Decided October 21, 1953. McKenzie, Kaler & Schulmctn, R. Graham Waitt, for plaintiffs in error. William Hall, contra.

3. The judgment of the Juvenile Court of Chatham County recites that the parents of the child surrendered all their parental rights to the child to that court for the purpose of having the child adopted, and this the parents cannot deny in the adoption proceeding (Criswell v. Jones, 60 Ga. App. 81, 82, 3 S. E. 2d 115; Williams v. Simmons, 79 Ga. 649, 7 S. E. 133; Mitchell v. Arnall, 203 Ga. 384 (5) 47 S. E. 2d 258); and, having both lost their prima facie right to the custody of the child (Sessions v. Oliver, 204 Ga. 425, 50 S. E. 2d 54; Crawford v.

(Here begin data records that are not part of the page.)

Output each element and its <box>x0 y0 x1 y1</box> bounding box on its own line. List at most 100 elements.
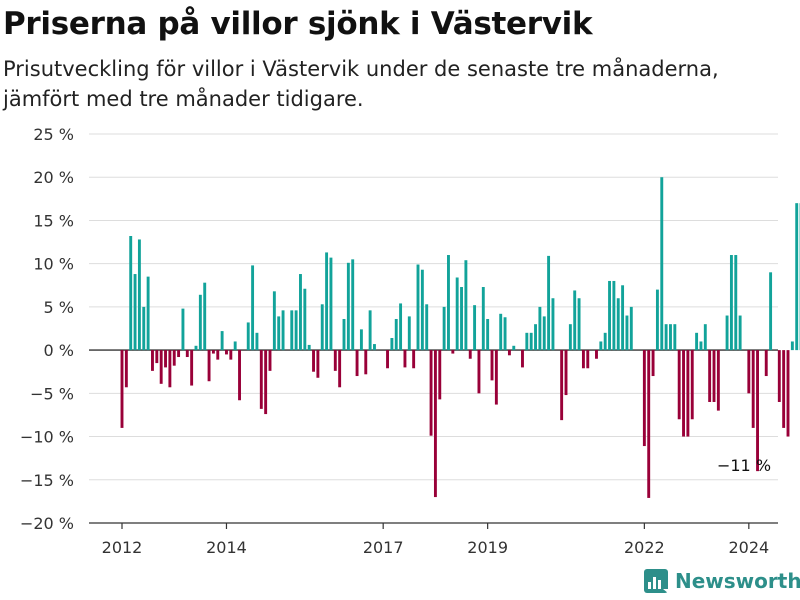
bar <box>669 324 672 351</box>
bar <box>264 350 268 415</box>
bar <box>168 350 172 388</box>
bar <box>429 350 433 436</box>
bar <box>129 236 133 351</box>
bar <box>386 350 389 369</box>
y-tick-label: −20 % <box>20 514 74 533</box>
bar <box>764 350 768 377</box>
bar <box>155 350 159 364</box>
bar <box>124 350 128 388</box>
bar <box>211 350 215 354</box>
bar <box>547 255 551 351</box>
bar <box>316 350 320 378</box>
bar <box>512 345 516 351</box>
bar <box>477 350 481 394</box>
bar <box>177 350 181 358</box>
bar <box>708 350 712 402</box>
bar <box>464 260 468 351</box>
bar <box>325 252 329 351</box>
bar <box>586 350 590 369</box>
bar <box>368 310 372 351</box>
bar <box>146 276 150 351</box>
bar <box>442 306 446 351</box>
bar <box>333 350 337 371</box>
bar <box>259 350 263 409</box>
bar <box>716 350 720 411</box>
bar <box>612 280 616 351</box>
x-tick-label: 2012 <box>102 538 143 557</box>
bar <box>786 350 790 437</box>
bar <box>451 350 455 354</box>
bar <box>790 341 794 351</box>
x-tick-label: 2022 <box>624 538 665 557</box>
bar <box>673 324 677 351</box>
y-tick-label: −10 % <box>20 428 74 447</box>
bar <box>682 350 685 437</box>
y-axis-labels: 25 % 20 % 15 % 10 % 5 % 0 % −5 % −10 % −15 % −20 … <box>20 125 74 533</box>
bar <box>181 308 185 351</box>
bar <box>460 287 463 351</box>
y-tick-label: −5 % <box>30 384 74 403</box>
bar <box>416 264 420 351</box>
bar <box>581 350 585 369</box>
bar <box>203 282 207 351</box>
bar <box>329 257 333 351</box>
bar <box>507 350 511 356</box>
bar <box>137 239 141 351</box>
bar <box>481 287 485 351</box>
bar <box>534 324 537 351</box>
bar <box>251 265 255 351</box>
bars <box>120 177 800 498</box>
bar <box>351 259 355 351</box>
bar <box>725 315 729 351</box>
bar <box>312 350 315 372</box>
bar <box>712 350 716 402</box>
bar <box>399 303 403 351</box>
bar <box>473 305 477 351</box>
bar <box>207 350 211 382</box>
bar <box>486 318 490 351</box>
chart-title: Priserna på villor sjönk i Västervik <box>3 6 593 42</box>
bar <box>320 304 324 351</box>
x-tick-label: 2014 <box>206 538 247 557</box>
bar <box>338 350 342 388</box>
bar <box>625 315 629 351</box>
bar <box>647 350 651 498</box>
bar <box>621 285 625 351</box>
y-tick-label: −15 % <box>20 471 74 490</box>
bar <box>777 350 781 402</box>
bar <box>233 341 237 351</box>
bar <box>795 203 799 351</box>
bar <box>494 350 498 405</box>
bar <box>255 332 259 351</box>
x-tick-label: 2019 <box>467 538 508 557</box>
bar <box>568 324 572 351</box>
bar <box>729 255 733 351</box>
bar <box>499 313 503 351</box>
bar <box>190 350 194 386</box>
bar <box>425 304 429 351</box>
bar <box>551 298 555 351</box>
x-tick-label: 2017 <box>363 538 404 557</box>
bar <box>529 332 533 351</box>
bar <box>303 288 307 351</box>
bar <box>151 350 154 371</box>
bar <box>133 274 137 351</box>
bar <box>651 350 655 377</box>
bar <box>359 329 363 351</box>
bar <box>664 324 668 351</box>
bar <box>142 306 146 351</box>
bar <box>198 294 202 351</box>
bar <box>307 344 311 351</box>
bar <box>642 350 646 447</box>
bar <box>595 350 598 359</box>
bar <box>686 350 690 437</box>
y-tick-label: 20 % <box>33 168 74 187</box>
bar <box>542 316 546 351</box>
bar <box>403 350 407 368</box>
bar <box>412 350 416 369</box>
bar <box>229 350 233 360</box>
x-axis: 2012 2014 2017 2019 2022 2024 <box>89 522 778 557</box>
bar <box>394 318 398 351</box>
bar <box>538 306 542 351</box>
bar <box>608 280 611 351</box>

Jones, 205 Ga. 764, 55 S. E. 2d 215), there was no abuse of discretion in the trial court’s awarding the child, who was in custodia legis, to the adopting parents permanently. Nothing to the contrary was held in Allen v. Morgan, 75 Ga. App. 738 (44 S. E. 2d 500), Herrin v. Graham, 87 Ga. App. 291 (73 S. E. 2d 572), or Keheley v. Koonce, 85 Ga. App. 893 (70 S. E. 2d 522).

Judgment affirmed.

Gardner, P. J., and Townsend, J., concur.